Let the position vector of the particle at any instant be $(\overrightarrow{r})=r_o \cos \theta \hat{i}+r_o \sin\theta\hat{j}$

i)

We know that, $\overrightarrow{v}=\frac{\overrightarrow{dr}}{dt}$

So, we can write it as $\overrightarrow{v}=r_o\frac{\overrightarrow{d\theta}}{dt} (-\sin\theta \hat{i}+\cos\theta\hat{j})$

Now, we know that if two vectors are perpendicular to each other then their dot product will be zero.

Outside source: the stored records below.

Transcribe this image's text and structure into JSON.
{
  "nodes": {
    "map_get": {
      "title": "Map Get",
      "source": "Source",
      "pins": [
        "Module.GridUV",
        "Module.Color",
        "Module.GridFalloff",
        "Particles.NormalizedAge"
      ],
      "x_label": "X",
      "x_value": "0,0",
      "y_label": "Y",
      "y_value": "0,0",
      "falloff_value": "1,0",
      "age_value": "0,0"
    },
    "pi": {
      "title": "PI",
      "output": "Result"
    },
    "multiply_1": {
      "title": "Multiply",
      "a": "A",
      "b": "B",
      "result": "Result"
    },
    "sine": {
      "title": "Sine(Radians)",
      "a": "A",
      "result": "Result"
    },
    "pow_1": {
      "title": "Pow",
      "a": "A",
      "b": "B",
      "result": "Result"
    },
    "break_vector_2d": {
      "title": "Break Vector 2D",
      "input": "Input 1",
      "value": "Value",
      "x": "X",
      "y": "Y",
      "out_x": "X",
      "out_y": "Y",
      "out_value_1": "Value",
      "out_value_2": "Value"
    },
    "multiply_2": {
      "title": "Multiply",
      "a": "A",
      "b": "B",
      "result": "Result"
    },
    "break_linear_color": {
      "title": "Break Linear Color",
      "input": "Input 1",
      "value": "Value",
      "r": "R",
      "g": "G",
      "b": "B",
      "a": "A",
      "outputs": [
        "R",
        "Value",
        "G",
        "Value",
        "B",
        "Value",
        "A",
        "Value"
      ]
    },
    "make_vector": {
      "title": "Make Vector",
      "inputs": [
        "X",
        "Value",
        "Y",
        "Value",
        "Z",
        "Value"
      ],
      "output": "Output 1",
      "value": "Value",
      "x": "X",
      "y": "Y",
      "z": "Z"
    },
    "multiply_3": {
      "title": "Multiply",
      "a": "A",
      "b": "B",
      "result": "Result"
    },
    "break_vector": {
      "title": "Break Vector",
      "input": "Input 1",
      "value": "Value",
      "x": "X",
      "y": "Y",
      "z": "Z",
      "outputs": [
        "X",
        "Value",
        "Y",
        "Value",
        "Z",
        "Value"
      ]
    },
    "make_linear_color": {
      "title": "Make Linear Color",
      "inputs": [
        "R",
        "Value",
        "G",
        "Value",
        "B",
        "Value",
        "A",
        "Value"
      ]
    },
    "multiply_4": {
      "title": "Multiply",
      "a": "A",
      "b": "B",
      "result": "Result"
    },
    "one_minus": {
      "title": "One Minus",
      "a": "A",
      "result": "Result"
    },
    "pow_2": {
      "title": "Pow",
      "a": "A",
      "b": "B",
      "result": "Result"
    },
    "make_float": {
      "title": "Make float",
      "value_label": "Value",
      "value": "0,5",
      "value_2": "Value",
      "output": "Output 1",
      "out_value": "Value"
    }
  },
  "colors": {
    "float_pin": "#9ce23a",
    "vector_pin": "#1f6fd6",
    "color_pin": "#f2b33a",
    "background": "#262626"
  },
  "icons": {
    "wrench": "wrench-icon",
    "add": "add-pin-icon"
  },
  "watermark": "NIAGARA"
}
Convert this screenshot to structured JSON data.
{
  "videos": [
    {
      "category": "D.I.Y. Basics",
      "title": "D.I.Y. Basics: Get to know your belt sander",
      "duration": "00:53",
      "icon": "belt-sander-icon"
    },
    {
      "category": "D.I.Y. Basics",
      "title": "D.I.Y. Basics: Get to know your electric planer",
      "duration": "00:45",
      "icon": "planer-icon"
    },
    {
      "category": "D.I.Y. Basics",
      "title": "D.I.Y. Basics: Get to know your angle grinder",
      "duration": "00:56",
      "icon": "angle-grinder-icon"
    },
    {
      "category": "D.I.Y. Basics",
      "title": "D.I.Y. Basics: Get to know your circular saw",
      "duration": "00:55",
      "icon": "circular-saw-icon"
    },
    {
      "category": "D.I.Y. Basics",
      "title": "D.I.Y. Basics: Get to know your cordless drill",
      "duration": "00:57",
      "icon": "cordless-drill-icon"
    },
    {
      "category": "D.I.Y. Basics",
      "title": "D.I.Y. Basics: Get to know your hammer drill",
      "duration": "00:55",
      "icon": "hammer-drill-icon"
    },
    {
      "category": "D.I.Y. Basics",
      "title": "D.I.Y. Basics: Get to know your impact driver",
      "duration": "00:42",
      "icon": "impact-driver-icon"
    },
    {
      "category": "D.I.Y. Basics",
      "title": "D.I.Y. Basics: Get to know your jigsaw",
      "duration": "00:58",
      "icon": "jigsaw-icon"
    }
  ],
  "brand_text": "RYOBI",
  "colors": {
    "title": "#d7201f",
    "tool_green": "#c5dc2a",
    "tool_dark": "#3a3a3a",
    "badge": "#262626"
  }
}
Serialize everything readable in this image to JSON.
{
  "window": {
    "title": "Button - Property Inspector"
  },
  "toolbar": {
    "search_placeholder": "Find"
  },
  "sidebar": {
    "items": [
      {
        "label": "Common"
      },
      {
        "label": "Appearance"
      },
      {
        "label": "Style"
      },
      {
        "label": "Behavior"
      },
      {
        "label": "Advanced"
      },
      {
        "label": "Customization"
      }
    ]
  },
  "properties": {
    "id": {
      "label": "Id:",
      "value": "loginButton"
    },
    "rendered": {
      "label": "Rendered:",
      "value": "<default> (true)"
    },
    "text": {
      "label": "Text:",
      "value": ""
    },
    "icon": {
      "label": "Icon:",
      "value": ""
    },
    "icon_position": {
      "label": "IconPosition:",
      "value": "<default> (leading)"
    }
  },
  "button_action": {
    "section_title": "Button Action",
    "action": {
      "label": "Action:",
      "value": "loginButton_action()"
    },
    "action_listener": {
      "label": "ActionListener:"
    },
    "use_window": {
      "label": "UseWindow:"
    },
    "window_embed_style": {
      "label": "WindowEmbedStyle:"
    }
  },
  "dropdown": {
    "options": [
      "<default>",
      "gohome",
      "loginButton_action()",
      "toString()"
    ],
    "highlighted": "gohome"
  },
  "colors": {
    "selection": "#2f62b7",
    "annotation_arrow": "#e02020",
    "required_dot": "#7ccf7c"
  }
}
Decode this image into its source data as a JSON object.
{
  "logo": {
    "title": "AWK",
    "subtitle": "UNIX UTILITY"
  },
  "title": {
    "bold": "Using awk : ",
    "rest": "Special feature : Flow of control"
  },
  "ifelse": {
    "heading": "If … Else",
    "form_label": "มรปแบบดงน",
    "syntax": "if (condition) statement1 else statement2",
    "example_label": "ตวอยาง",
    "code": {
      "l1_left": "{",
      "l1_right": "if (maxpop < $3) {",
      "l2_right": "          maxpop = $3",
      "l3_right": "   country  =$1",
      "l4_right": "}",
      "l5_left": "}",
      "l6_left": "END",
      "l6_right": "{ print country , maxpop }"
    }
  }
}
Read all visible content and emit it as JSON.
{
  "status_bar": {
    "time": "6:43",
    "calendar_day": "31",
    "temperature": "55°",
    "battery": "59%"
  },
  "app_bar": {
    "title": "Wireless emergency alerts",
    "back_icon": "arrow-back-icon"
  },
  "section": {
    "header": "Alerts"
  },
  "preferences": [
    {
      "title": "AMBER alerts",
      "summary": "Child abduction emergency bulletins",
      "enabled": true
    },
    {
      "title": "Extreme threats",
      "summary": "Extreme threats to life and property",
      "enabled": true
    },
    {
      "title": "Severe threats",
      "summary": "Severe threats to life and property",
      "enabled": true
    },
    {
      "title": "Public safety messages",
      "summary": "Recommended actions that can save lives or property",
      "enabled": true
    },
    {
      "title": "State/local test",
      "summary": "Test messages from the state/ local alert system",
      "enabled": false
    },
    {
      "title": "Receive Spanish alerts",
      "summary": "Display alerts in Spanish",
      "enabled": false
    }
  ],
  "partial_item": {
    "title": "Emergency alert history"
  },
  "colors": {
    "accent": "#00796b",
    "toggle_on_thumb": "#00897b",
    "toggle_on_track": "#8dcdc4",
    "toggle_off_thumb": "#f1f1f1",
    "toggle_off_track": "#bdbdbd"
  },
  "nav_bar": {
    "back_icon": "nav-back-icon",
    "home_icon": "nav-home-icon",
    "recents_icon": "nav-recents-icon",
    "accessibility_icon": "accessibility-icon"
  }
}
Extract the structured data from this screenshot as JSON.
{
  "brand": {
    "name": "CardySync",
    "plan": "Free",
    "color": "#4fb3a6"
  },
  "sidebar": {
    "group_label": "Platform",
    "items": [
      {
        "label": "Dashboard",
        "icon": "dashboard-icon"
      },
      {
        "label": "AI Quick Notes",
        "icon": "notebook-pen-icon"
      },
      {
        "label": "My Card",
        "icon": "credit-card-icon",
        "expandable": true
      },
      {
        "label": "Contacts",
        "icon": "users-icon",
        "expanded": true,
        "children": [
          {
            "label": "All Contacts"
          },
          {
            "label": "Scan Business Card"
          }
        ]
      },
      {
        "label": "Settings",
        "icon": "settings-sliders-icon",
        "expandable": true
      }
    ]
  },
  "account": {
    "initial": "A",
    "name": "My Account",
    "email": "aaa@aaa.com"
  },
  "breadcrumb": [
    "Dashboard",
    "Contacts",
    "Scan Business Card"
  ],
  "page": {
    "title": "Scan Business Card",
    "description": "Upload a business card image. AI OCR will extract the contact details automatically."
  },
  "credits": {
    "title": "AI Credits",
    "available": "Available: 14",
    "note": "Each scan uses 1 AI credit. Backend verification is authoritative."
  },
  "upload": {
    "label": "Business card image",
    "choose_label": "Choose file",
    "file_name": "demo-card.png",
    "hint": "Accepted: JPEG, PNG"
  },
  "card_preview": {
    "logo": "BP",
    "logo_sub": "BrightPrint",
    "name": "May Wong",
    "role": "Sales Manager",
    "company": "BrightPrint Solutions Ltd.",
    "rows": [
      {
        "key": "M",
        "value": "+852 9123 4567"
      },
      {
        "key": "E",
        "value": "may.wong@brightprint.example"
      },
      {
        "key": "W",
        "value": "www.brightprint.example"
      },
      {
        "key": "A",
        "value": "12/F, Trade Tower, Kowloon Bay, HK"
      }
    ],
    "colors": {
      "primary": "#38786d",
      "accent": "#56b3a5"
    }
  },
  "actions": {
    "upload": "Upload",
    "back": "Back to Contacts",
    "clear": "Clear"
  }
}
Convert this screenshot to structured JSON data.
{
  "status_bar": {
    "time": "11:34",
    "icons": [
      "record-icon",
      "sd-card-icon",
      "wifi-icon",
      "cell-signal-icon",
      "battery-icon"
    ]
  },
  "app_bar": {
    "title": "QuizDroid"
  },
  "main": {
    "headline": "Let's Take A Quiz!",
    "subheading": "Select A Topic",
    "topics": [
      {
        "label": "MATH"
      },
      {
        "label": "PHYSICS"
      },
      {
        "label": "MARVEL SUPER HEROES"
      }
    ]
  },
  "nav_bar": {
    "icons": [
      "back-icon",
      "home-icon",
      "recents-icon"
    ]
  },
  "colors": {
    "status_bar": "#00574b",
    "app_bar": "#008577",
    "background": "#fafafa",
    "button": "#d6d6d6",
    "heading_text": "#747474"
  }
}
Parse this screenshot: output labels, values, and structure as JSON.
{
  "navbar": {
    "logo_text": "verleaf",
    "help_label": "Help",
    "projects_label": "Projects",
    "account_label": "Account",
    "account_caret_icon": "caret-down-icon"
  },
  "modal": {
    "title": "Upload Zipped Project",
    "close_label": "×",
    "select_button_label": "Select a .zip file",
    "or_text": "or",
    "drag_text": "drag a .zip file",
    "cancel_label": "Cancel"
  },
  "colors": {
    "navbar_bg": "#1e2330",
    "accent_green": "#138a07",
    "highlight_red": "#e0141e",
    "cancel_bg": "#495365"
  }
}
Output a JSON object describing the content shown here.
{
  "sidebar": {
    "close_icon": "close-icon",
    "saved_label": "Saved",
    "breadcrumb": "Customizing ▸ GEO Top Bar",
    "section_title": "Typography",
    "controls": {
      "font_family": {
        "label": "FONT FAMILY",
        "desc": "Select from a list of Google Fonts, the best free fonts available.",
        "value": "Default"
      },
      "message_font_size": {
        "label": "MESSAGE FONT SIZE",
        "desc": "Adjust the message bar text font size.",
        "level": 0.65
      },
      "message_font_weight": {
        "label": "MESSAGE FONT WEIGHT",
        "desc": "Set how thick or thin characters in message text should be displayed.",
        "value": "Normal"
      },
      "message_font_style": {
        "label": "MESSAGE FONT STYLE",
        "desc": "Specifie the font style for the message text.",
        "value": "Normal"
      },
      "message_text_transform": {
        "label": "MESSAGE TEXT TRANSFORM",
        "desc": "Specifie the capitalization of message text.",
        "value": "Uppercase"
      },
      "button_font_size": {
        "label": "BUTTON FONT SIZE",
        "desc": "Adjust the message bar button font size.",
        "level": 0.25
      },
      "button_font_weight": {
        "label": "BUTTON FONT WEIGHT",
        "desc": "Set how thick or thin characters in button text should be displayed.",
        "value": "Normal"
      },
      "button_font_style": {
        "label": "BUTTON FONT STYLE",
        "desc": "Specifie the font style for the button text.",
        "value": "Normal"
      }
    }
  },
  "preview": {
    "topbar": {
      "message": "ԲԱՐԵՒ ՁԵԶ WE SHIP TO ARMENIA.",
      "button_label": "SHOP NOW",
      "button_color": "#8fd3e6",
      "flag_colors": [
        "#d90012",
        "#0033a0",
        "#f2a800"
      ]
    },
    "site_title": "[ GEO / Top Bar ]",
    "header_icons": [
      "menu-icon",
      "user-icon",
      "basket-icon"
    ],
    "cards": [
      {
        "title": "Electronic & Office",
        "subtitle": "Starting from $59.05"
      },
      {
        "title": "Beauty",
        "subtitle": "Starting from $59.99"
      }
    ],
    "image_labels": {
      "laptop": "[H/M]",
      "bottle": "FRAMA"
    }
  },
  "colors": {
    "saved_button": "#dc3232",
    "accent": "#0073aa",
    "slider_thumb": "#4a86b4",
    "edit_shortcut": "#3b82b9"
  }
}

$\overrightarrow{r}.\overrightarrow{v}=0$

$\Rightarrow \frac{\overrightarrow{d\theta}}{dt}(r_o \cos \theta \hat{i}+r_o \sin\theta\hat{j}).r_o (-\sin\theta \hat{i})+r_o(\cos\theta\hat{j})=0$

$\Rightarrow \frac{\overrightarrow{d\theta}}{dt}(r_o)^2(-\cos\theta . \sin \theta+\sin \theta. \cos\theta )=0$

$\Rightarrow \frac{\overrightarrow{d\theta}}{dt}(r_o)^2.0=0$

$\Rightarrow 0=0$

Hence, from the above, we can conclude that the position vector of the particle and the velocity vector is perpendicular to each other.

ii)

We know that, the relation between the velocity of the particle and the acceleration is

$\overrightarrow{a}=\frac{\overrightarrow{dv}}{dt}$

so, we can write it as $(\overrightarrow{a})=r_o(\frac{\overrightarrow{d\theta}}{dt})^2(-\cos\theta\hat{i}-\sin\theta\hat{j})$

$\Rightarrow (\overrightarrow{a})=-r_o(\frac{\overrightarrow{d\theta}}{dt})^2(\cos\theta\hat{i}+\sin\theta\hat{j})$

Now, if the scalar product of the acceleration and velocity is zero, it means acceleration and velocity is perpendicular to each other.

$\overrightarrow{a}.\overrightarrow{v}=0$

Now,

$=-r_o(\frac{\overrightarrow{d\theta}}{dt})^2(\cos\theta\hat{i}+\sin\theta\hat{j})r_o\frac{\overrightarrow{d\theta}}{dt} (-\sin\theta \hat{i}+\cos\theta\hat{j})$

$=(r_o)^2(\frac{\overrightarrow{d\theta}}{dt})^3(-\cos\theta . \sin \theta+\sin \theta. \cos\theta )$

Hence, we can conclude that acceleration and velocity is perpendicular to each other.